Deve dizer-se que este plano tem uma história longa: tinha sido escrito por Ahmet Davutoğlu e pelo seu homólogo francês, Alain Juppé, em 2011, antes da entrada em guerra da Turquia contra a Líbia e antes dos acontecimentos na Síria. Ele tinha sido, publicamente, assumido pelo Pentágono, em Setembro de 2013, quando Robin Wright publicou o mapa deste futuro Estado, e daquele que se iria tornar o Califado do Daesh, no New York Times. Este primeiro Estado, é claro, seria nomeado «Curdistão», embora na realidade não coincidisse, de modo algum, com o território do Curdistão histórico, tal como definido pela Comissão King-Crane (1919) e reconhecido pela Conferência de Sèvres (1920). O segundo Estado seria nomeado «Sunistão», e seria montado a cavalo sobre o Iraque e a Síria cortando definitivamente a «Rota da Seda».
Este plano prosseguia os objectivos do sultão Abdülhamid II, dos Jovens Turcos e do Tratado de Lausanne (1923): criar uma Turquia exclusivamente sunita e expulsar, ou massacrar, todas as outras populações. Foi precisamente para impedir este plano, e para condenar os que tinham iniciado a sua realização massacrando os Arménios e os Gregos pônticos, que Raphaël Lemkins criou o conceito de «genocídio»; um conceito que se aplica pois, hoje em dia, tanto às acções da dupla Juppé & Holland, como às da dupla Davutoğlu & Erdoğan.
Sobretudo, não tenham dúvidas sobre o que escrevo: quanto mais Paris e Ancara querem criar uma Turquia exclusivamente sunita, tanto mais a maioria de sunitas a isso se opõe.

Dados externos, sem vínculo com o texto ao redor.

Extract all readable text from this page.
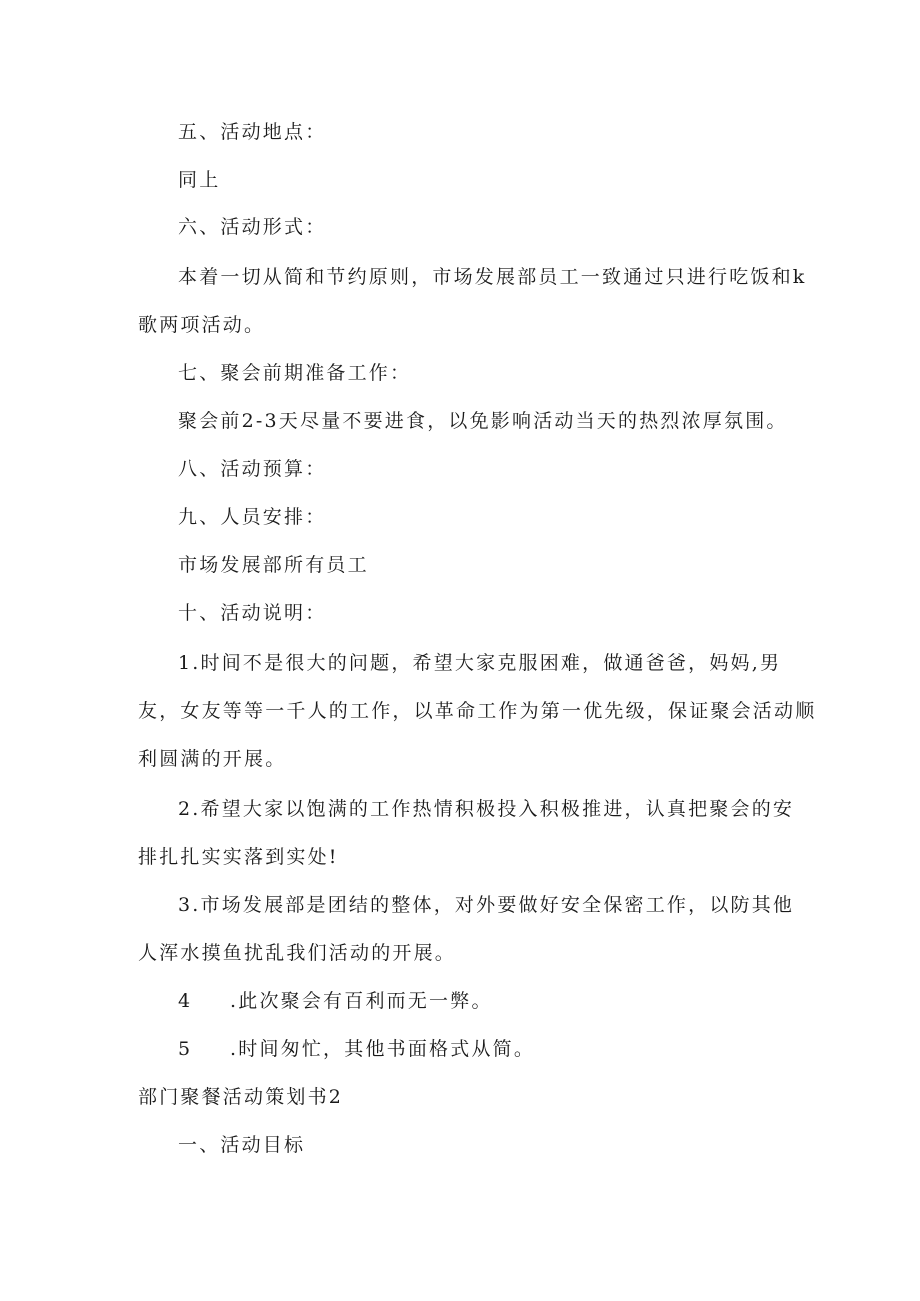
五、活动地点：

同上

六、活动形式：

本着一切从简和节约原则，市场发展部员工一致通过只进行吃饭和k

歌两项活动。

七、聚会前期准备工作：

聚会前2-3天尽量不要进食，以免影响活动当天的热烈浓厚氛围。

八、活动预算：

九、人员安排：

市场发展部所有员工

十、活动说明：

1.时间不是很大的问题，希望大家克服困难，做通爸爸，妈妈,男

友，女友等等一千人的工作，以革命工作为第一优先级，保证聚会活动顺

利圆满的开展。

2.希望大家以饱满的工作热情积极投入积极推进，认真把聚会的安

排扎扎实实落到实处!

3.市场发展部是团结的整体，对外要做好安全保密工作，以防其他

人浑水摸鱼扰乱我们活动的开展。

4 .此次聚会有百利而无一弊。

5 .时间匆忙，其他书面格式从简。

部门聚餐活动策划书2

一、活动目标
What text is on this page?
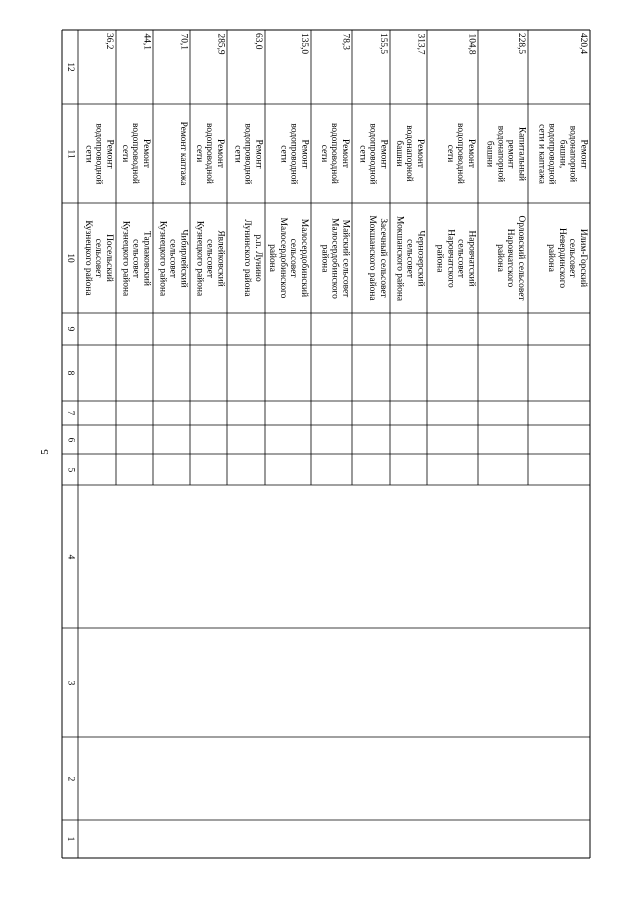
5
1
2
3
4
5
6
7
8
9
10
11
12
Посельский
сельсовет
Кузнецкого района
Ремонт
водопроводной
сети
36,2
Тарлаковский
сельсовет
Кузнецкого района
Ремонт
водопроводной
сети
44,1
Чибирлейский
сельсовет
Кузнецкого района
Ремонт каптажа
70,1
Явлейковский
сельсовет
Кузнецкого района
Ремонт
водопроводной
сети
285,9
р.п. Лунино
Лунинского района
Ремонт
водопроводной
сети
63,0
Малосердобинский
сельсовет
Малосердобинского
района
Ремонт
водопроводной
сети
135,0
Майский сельсовет
Малосердобинского
района
Ремонт
водопроводной
сети
78,3
Засечный сельсовет
Мокшанского района
Ремонт
водопроводной
сети
155,5
Чернозерский
сельсовет
Мокшанского района
Ремонт
водонапорной
башни
313,7
Наровчатский
сельсовет
Наровчатского
района
Ремонт
водопроводной
сети
104,8
Орловский сельсовет
Наровчатского
района
Капитальный
ремонт
водонапорной
башни
228,5
Илим-Горский
сельсовет
Невердинского
района
Ремонт
водонапорной
башни,
водопроводной
сети и каптажа
420,4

É, aliás, por isso que se assiste a uma feroz repressão ao mesmo tempo na Turquia e no Califado do Daesh (E.I.).
Em Julho de 2015, o governo Erdoğan leva o Daesh cometer um atentado em Suruç (Turquia), matando ao mesmo tempo Curdos e Alevitas —equivalentes locais dos alauítas sírios— que manifestavam o seu apoio à República Árabe Síria. Ele revogava assim a trégua de 1999. Simultaneamente, cortou os viveres a uma parte cuidadosamente selecionada de refugiados sírios. Isto foi o início da execução deste plano pelo lado turco. E o início da descida da Turquia aos infernos.
Em Agosto, a Turquia pressionou estes refugiados Sírios, que não tinham mais recursos, a fugir para a União Europeia. Em Outubro, na Síria, os homens de Salih Muslim atacaram as comunidades Cristãs assírias e tentaram curdizar à força as suas escolas, enquanto na Turquia, o AKP de Erdoğan vandalizava 128 sedes políticas do Partido HDP pró-Curdo, e mais de 300 comércios propriedade de Curdos. As Forças especiais turcas massacraram mais de 2.000 Curdos turcos e arrasaram parcialmente as cidades de Cizre e de Silopi. Se os nossos leitores foram seguindo estes factos, à medida que sucediam, os média(mídia-br) ocidentais não lhes ligaram, e só mais de um ano depois começam a evocar o martírio de Cizre e de Silopi.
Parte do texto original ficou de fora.